The rapidly changing world of work presents a flurry of unanswered questions for us all. Take underemployment, which refers to people working in jobs for which they are overqualified. This topic has garnered attention over the years, with researchers illuminating how one in three Americans is underemployed. The prevalence of underemployment raises the question of who is being affected and for how long. Perhaps most importantly, how might we better prepare all students to launch into careers with long-term success?
The first job is critical: 43 percent of workers are underemployed in their first job.
Most who start out underemployed, stay underemployed: Workers initially underemployed are five times more likely to remain so after five years than those who were not underemployed in their first job. And 74 percent of those underemployed at the five-year mark are still underemployed 10 years after their first job.
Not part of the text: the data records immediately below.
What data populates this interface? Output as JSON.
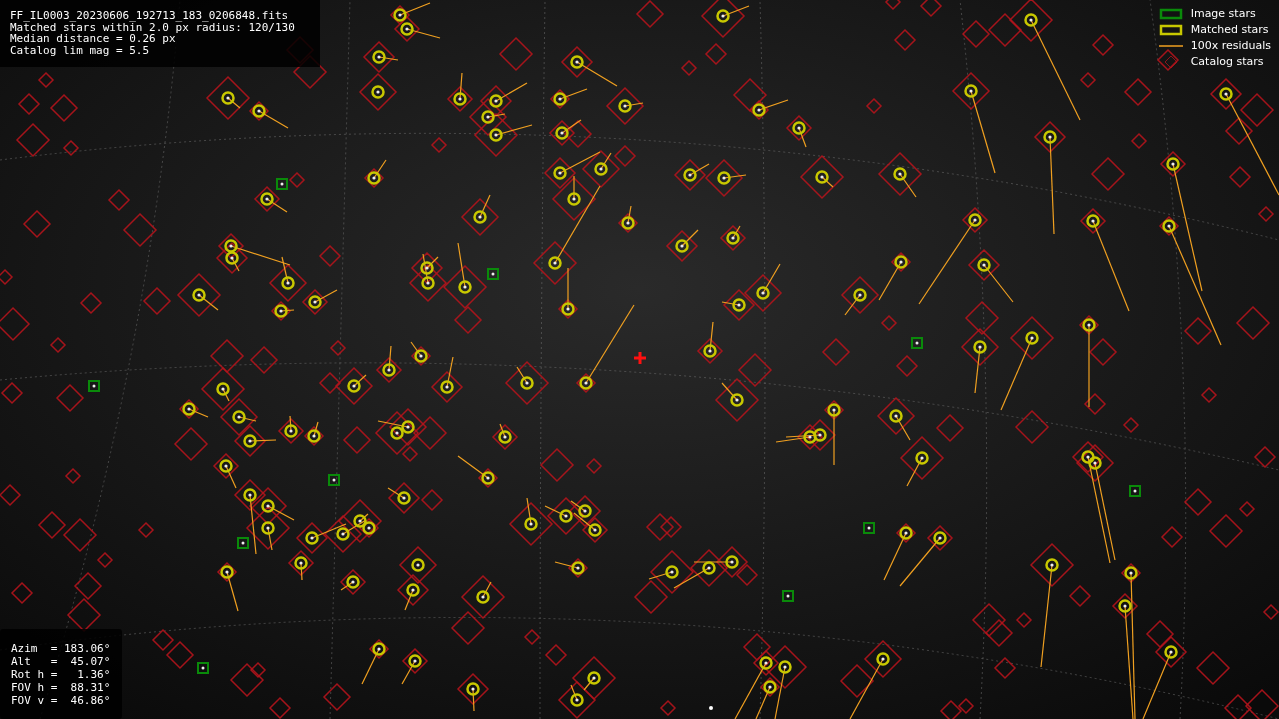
{
  "info_panel": {
    "lines": [
      "FF_IL0003_20230606_192713_183_0206848.fits",
      "Matched stars within 2.0 px radius: 120/130",
      "Median distance = 0.26 px",
      "Catalog lim mag = 5.5"
    ]
  },
  "legend": [
    {
      "kind": "image",
      "label": "Image stars"
    },
    {
      "kind": "matched",
      "label": "Matched stars"
    },
    {
      "kind": "residual",
      "label": "100x residuals"
    },
    {
      "kind": "catalog",
      "label": "Catalog stars"
    }
  ],
  "pointing_panel": {
    "lines": [
      "Azim  = 183.06°",
      "Alt   =  45.07°",
      "Rot h =   1.36°",
      "FOV h =  88.31°",
      "FOV v =  46.86°"
    ]
  }
}
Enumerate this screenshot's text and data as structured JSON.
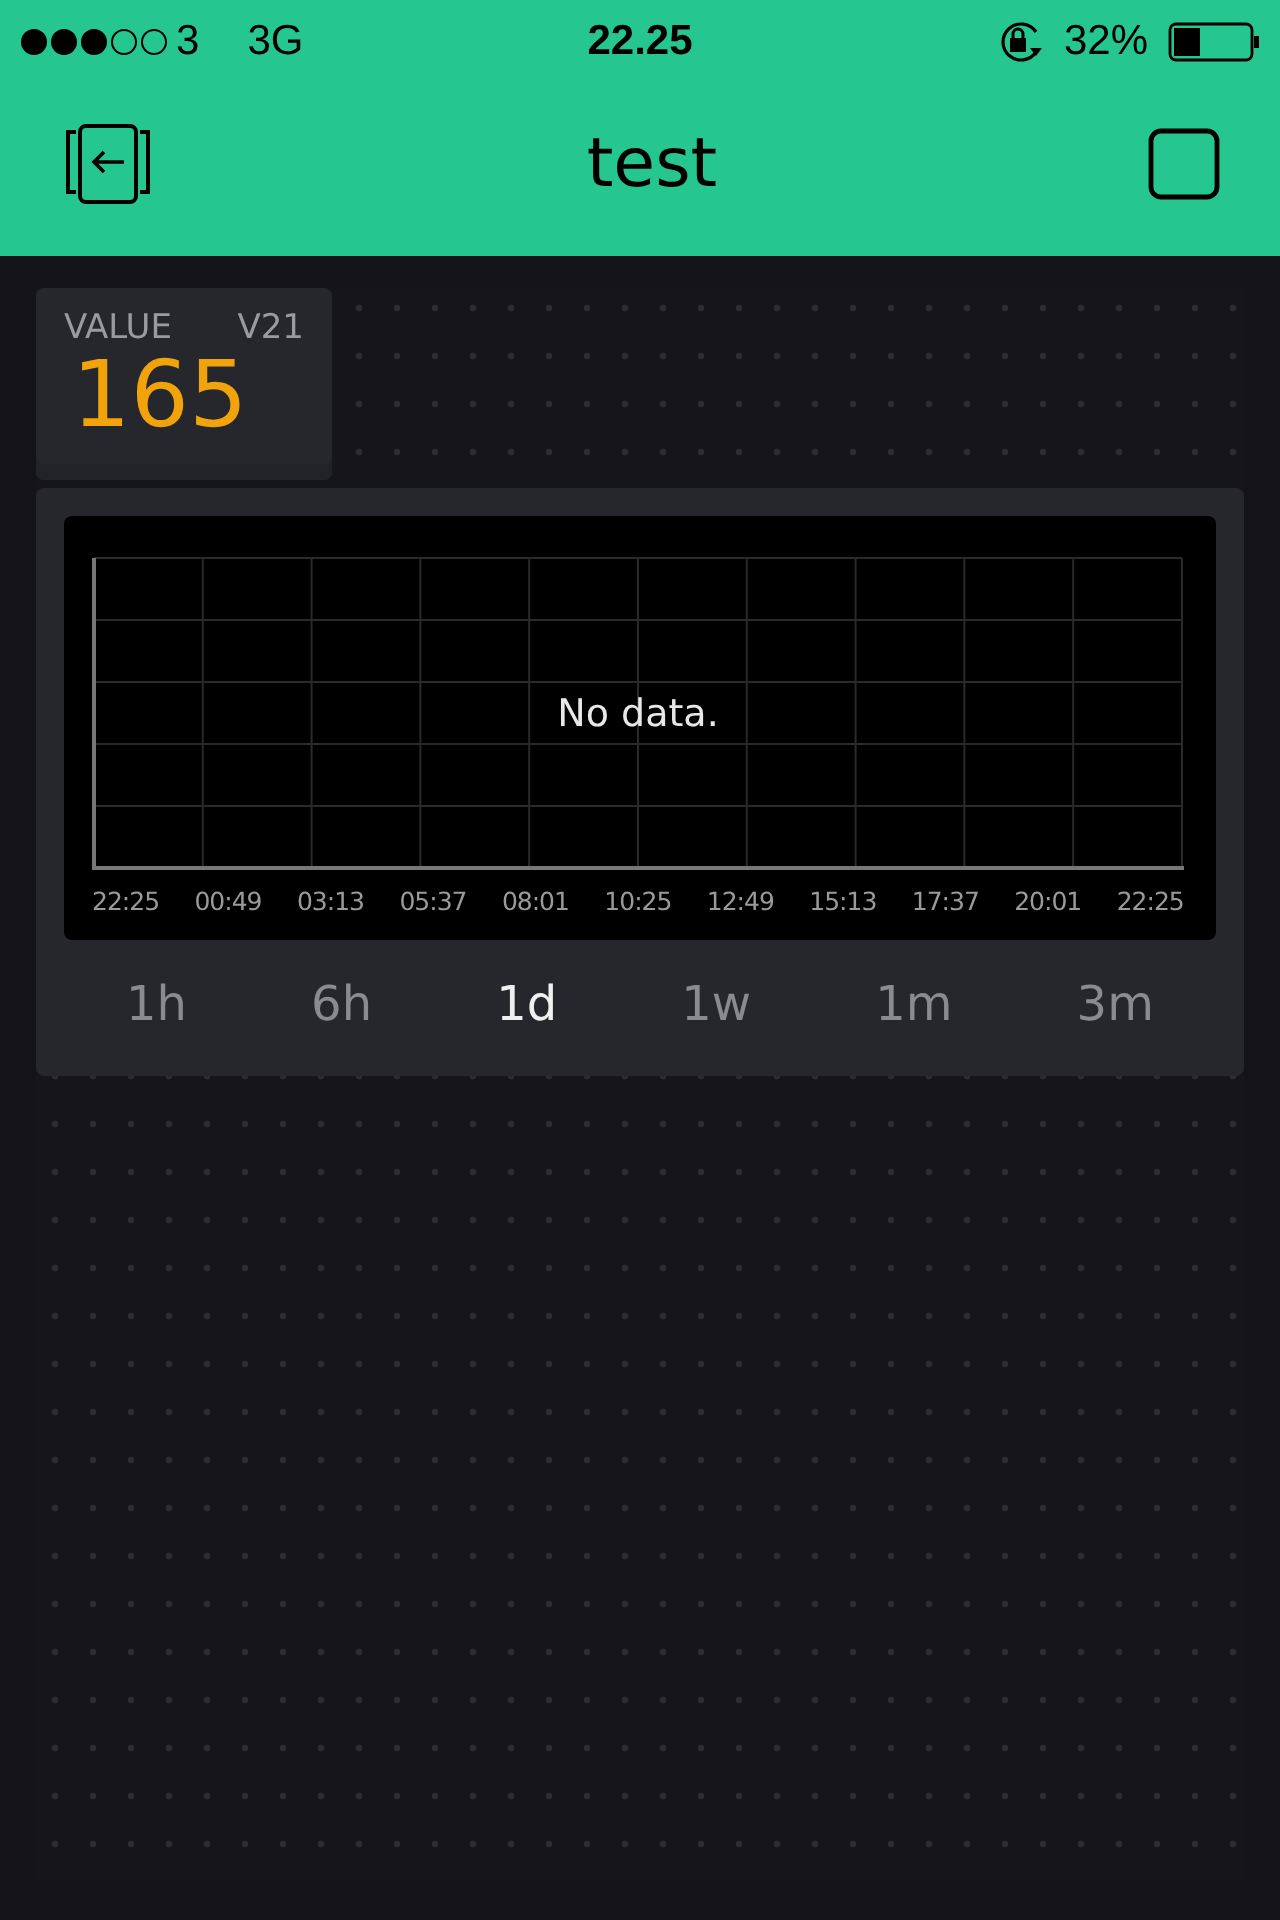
{
  "status_bar": {
    "carrier": "3",
    "network": "3G",
    "time": "22.25",
    "battery": "32%"
  },
  "header": {
    "title": "test"
  },
  "value_widget": {
    "label": "VALUE",
    "pin": "V21",
    "value": "165"
  },
  "chart_widget": {
    "message": "No data.",
    "x_labels": [
      "22:25",
      "00:49",
      "03:13",
      "05:37",
      "08:01",
      "10:25",
      "12:49",
      "15:13",
      "17:37",
      "20:01",
      "22:25"
    ],
    "ranges": [
      {
        "label": "1h",
        "selected": false
      },
      {
        "label": "6h",
        "selected": false
      },
      {
        "label": "1d",
        "selected": true
      },
      {
        "label": "1w",
        "selected": false
      },
      {
        "label": "1m",
        "selected": false
      },
      {
        "label": "3m",
        "selected": false
      }
    ]
  }
}
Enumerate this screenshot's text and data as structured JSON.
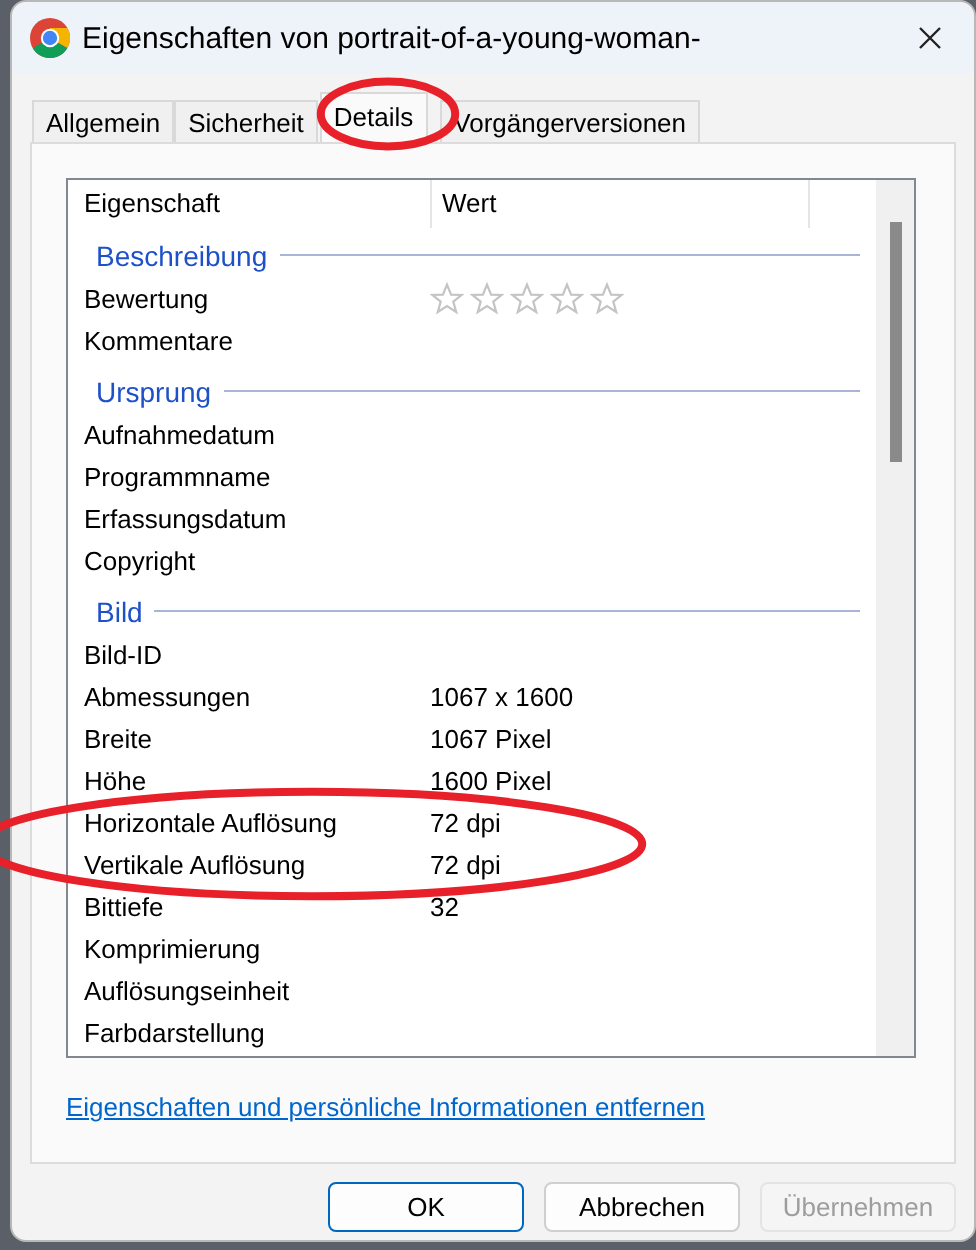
{
  "window": {
    "title": "Eigenschaften von portrait-of-a-young-woman-"
  },
  "tabs": [
    {
      "label": "Allgemein",
      "selected": false
    },
    {
      "label": "Sicherheit",
      "selected": false
    },
    {
      "label": "Details",
      "selected": true
    },
    {
      "label": "Vorgängerversionen",
      "selected": false
    }
  ],
  "table": {
    "columns": [
      "Eigenschaft",
      "Wert"
    ],
    "rows": [
      {
        "kind": "group",
        "label": "Beschreibung"
      },
      {
        "kind": "rating",
        "label": "Bewertung",
        "stars": 0
      },
      {
        "kind": "property",
        "label": "Kommentare"
      },
      {
        "kind": "group",
        "label": "Ursprung"
      },
      {
        "kind": "property",
        "label": "Aufnahmedatum"
      },
      {
        "kind": "property",
        "label": "Programmname"
      },
      {
        "kind": "property",
        "label": "Erfassungsdatum"
      },
      {
        "kind": "property",
        "label": "Copyright"
      },
      {
        "kind": "group",
        "label": "Bild"
      },
      {
        "kind": "property",
        "label": "Bild-ID"
      },
      {
        "kind": "property",
        "label": "Abmessungen",
        "value": "1067 x 1600"
      },
      {
        "kind": "property",
        "label": "Breite",
        "value": "1067 Pixel"
      },
      {
        "kind": "property",
        "label": "Höhe",
        "value": "1600 Pixel"
      },
      {
        "kind": "property",
        "label": "Horizontale Auflösung",
        "value": "72 dpi"
      },
      {
        "kind": "property",
        "label": "Vertikale Auflösung",
        "value": "72 dpi"
      },
      {
        "kind": "property",
        "label": "Bittiefe",
        "value": "32"
      },
      {
        "kind": "property",
        "label": "Komprimierung"
      },
      {
        "kind": "property",
        "label": "Auflösungseinheit"
      },
      {
        "kind": "property",
        "label": "Farbdarstellung"
      }
    ]
  },
  "link": "Eigenschaften und persönliche Informationen entfernen",
  "buttons": [
    {
      "label": "OK",
      "kind": "default",
      "disabled": false
    },
    {
      "label": "Abbrechen",
      "kind": "normal",
      "disabled": false
    },
    {
      "label": "Übernehmen",
      "kind": "normal",
      "disabled": true
    }
  ],
  "annotations": [
    {
      "kind": "ellipse",
      "color": "#e8202a"
    },
    {
      "kind": "ellipse",
      "color": "#e8202a"
    }
  ]
}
The financial costs of underemployment are substantial: Underemployed recent graduates, on average, earn $10,000 less annually than graduates working in college-level jobs.
Those who start out well employed rarely slide into underemployment. Conversely, an overwhelming number of college graduates appropriately employed in their first job continued to hold college-level jobs five years later (87 percent). Nearly all (91 percent) of those appropriately employed at the five-year mark were still appropriately employed 10 years later.
Major matters: STEM majors are less likely to be underemployed. For example, only 30 percent of engineering and computer science majors are underemployed.
Women are more likely to be underemployed: Nearly half of women (47 percent) are underemployed compared to 37 percent of men. This is true for women regardless of major – among mathematics majors, for instance, 32 percent of women are underemployed compared to 25 percent of men.
“These findings contradict the popular narrative that underemployment and drift are built into the early phases of career discovery–like some sort of rite of passage for graduates,” said Weise. “We as educators, parents, and students can’t just assume a trajectory of success from the moment of graduation. The future of work is evolving. A key takeaway here is intentionality. Underemployment isn’t inevitable, but avoiding it and achieving positive outcomes will require more deliberate planning by both colleges and students.”
It’s a well-known stereotype. Your barista has a bachelor’s degree. The rental-car clerk graduated with honors. That guy tending bar successfully defended his thesis. Holding a menial or low-skilled first job right out of college, one that makes little use of a bachelor’s degree, seems practically a rite of passage for recent graduates. For many, this job is little more than a placeholder paycheck that—supplemented, perhaps,by Mom and Dad—covers the bills for a year or two before young adults figure out a direction and settle into a long-term career.
Stories of underemployed college graduates are nothing new. Many parents and their children regard lackluster jobs right after graduation as a detour that will be corrected in a few months—or in the worst case—in a few years. But the long-running narrative is more prominent now in an evolving economy, where entire occupations are expanding and contracting at an alarming speed and rising college tuition prices have resulted in record levels of student debt among recent graduates.
New evidence uncovered in our study on underemployment, however, suggests that young adults,parents, and college officials shouldn’t be so quick to dismiss the job choices new graduates make out of college. Many academics often say they prepare students for their fifth job, not their first. Well, the first job matters more than we previously suspected for getting that fifth job. We found that early-career underemployment is not a mere diversion but rather a potential derailment with lingering instability that can lead to problems down the road. The choice of a first job can reverberate years into the future. This is especially true for women, as well as those in fields outside most STEM (science, technology, engineering, and mathematics) fields.